Publicado en por Julio Mauricio Pacheco Polanco

 

Y saltó la pus y para todos lados, salpicando a justos e inocentes. Éste es el sistema del cual muchos demócratas se jactan, un sistema que fue hecho para que la corrupción a gran escala quede impune, para que los políticos y su clase gobernante saqueen al Perú a sus anchas y nunca les pase nada. Pero que miedito te da de solo saber que se sabrán todos los nombres de quienes robaron a nuestro país, porque sabes que están empezando a caer los peces gordos, y de allí no se libra ni el santo que protege la puerta de tu casa ni el hombre que pagó al Director de ese colegio, para que su hijo que faltó todo un semestre, terminara la secundaria y postulara así a la universidad como si nada hubiera pasado.

Es que esto está en todas partes, desde periodistas representados como la reserva moral, hasta el hombre que maneja una combi y le pasa su billete celeste al policía para que no le ponga su papeleta. Todos se jodieron es el clamor de los más pobres, de los que realmente sienten sudar la camiseta del Perú y siempre pierden.

Es que nadie pensó que un gigante como Marcelo Odebrecht caería y terminaría cantando como el mejor de los canarios, con un tono que desajustó la tranquilidad de esos burgueses que con valija diplomática se llevaban y traían dinero a montones, libres de cualquier sospecha o duda, tela de juicio que mancillara sus honorables y bien olientes apellidos. Porque a esta hora está temblando casi todo el país porque esta red de corrupción empieza en expresidentes y termina en el hombre más humilde que entregaba sobres con dinero a cambio de monedas sucias que llegaban a los 5 soles.

Es el sistema, un sistema que alentó hasta ahora a los pendejos, a los que se creyeron muy astutos, los que te miraron la cara de lorna y pagaron a los catedráticos para aprobar exámenes en la universidad y ahora hablan del por qué la educación debe salvar al país, un discurso muy reiterado y falso, tan falso como la ética aprendida en las universidades donde por cierto no existen Comisiones de Ética.

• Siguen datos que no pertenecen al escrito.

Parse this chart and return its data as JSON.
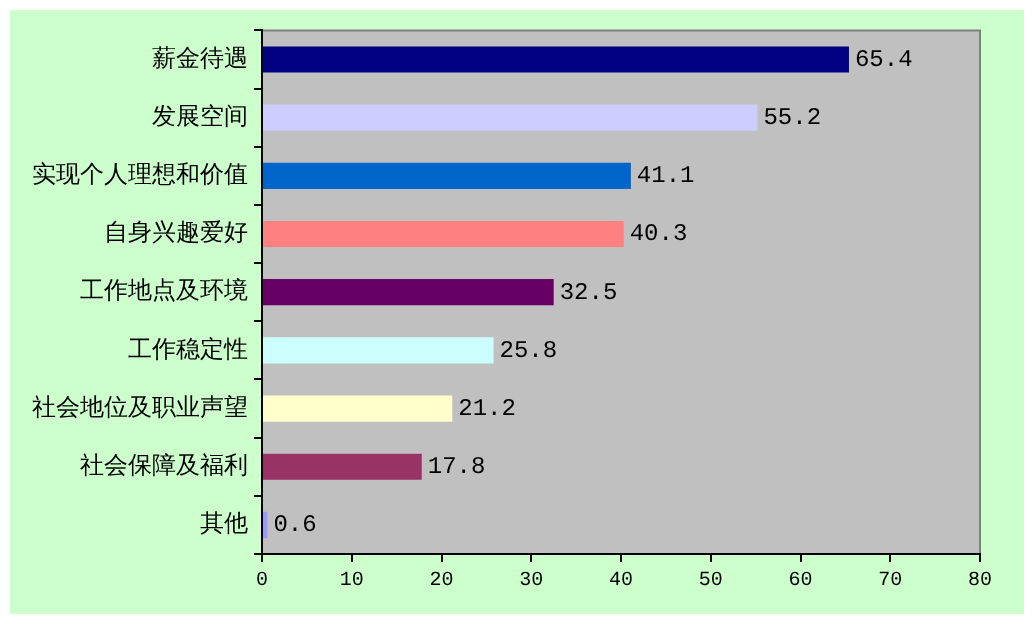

¿Qué hacer entonces?, ¿cómo cambiar este mal lacerante que está en el seno de nuestra sociedad y pudre al país entero?

Hasta el momento todos mienten mientras puedan, todos se escudan y se hacen los indignados, los que reclaman la hoguera para los corruptos, escribo: mientras puedan, porque sabemos bien que la madeja se sigue deshilvanando y tiene largo trecho por recorrer, y todo pareciera señalar que de esta nadie se salva.

¿Es acaso justicia divina?, o es una inminente tercera guerra mundial, que se libra en Latinoamérica, donde todos se miran las caras, desde funcionarios con cargos relevantes hasta ex políticos y personajes que se jactaron de moralistas y ahora ponen sus barbas en remojo para ver qué cara darán al juez, cuando sean llamados para ser juzgados por un delito que se ha viralizado e involucra a todo aquel que hizo dinero de la noche a la mañana pensando que nunca sería atrapado por la Ley.

Me gustaría ser optimista y decir que éste es el momento del gran cambio que esperó nuestra sociedad peruana para salir adelante, para ser un gran país, mas en todo lo que he escrito solo he herido las susceptibilidades de quienes están aterrorizados por las serias denuncias que se vienen, porque aquí nadie se salva, ni tú que estás fumando tu tronchito por tanta ansiedad, ni tú que te fuiste a Suiza para que la justicia no te alcance, ni tú que ahora no sabes cómo explicar los millones que tienes debajo del colchón, ni tú que has lavado más dinero que el presupuesto de la alcaldía, ni tú que acabas de echar doble llave a tu portón y has decidido no salir de tu casa nunca más, porque has entrado en paranoia, y sientes que el policía que pasa por tu casa en moto o auto, está tras de ti, cuando toca esa bocina, cuando recuerdas la cara del brigadier, cuando recuerdas que un gigante ha caído con la suficiente fortuna para liberar de la pobreza mundial por varias generaciones a todo el mundo y que tú no eres nadie, no eres un intocable, solo alguien simplón que arrastra pecaditos de corrupto con tu contador ante la SUNAT, mientras los que ejercieron el poder generan pánico en el gobierno y, todo apunta a una tercera guerra mundial, televisada en vivo por todas las señales informativas, para consuelo de los tontos y locos, los que no sabíamos cómo funcionaba este sistema y terminamos por ser, los patitos feos.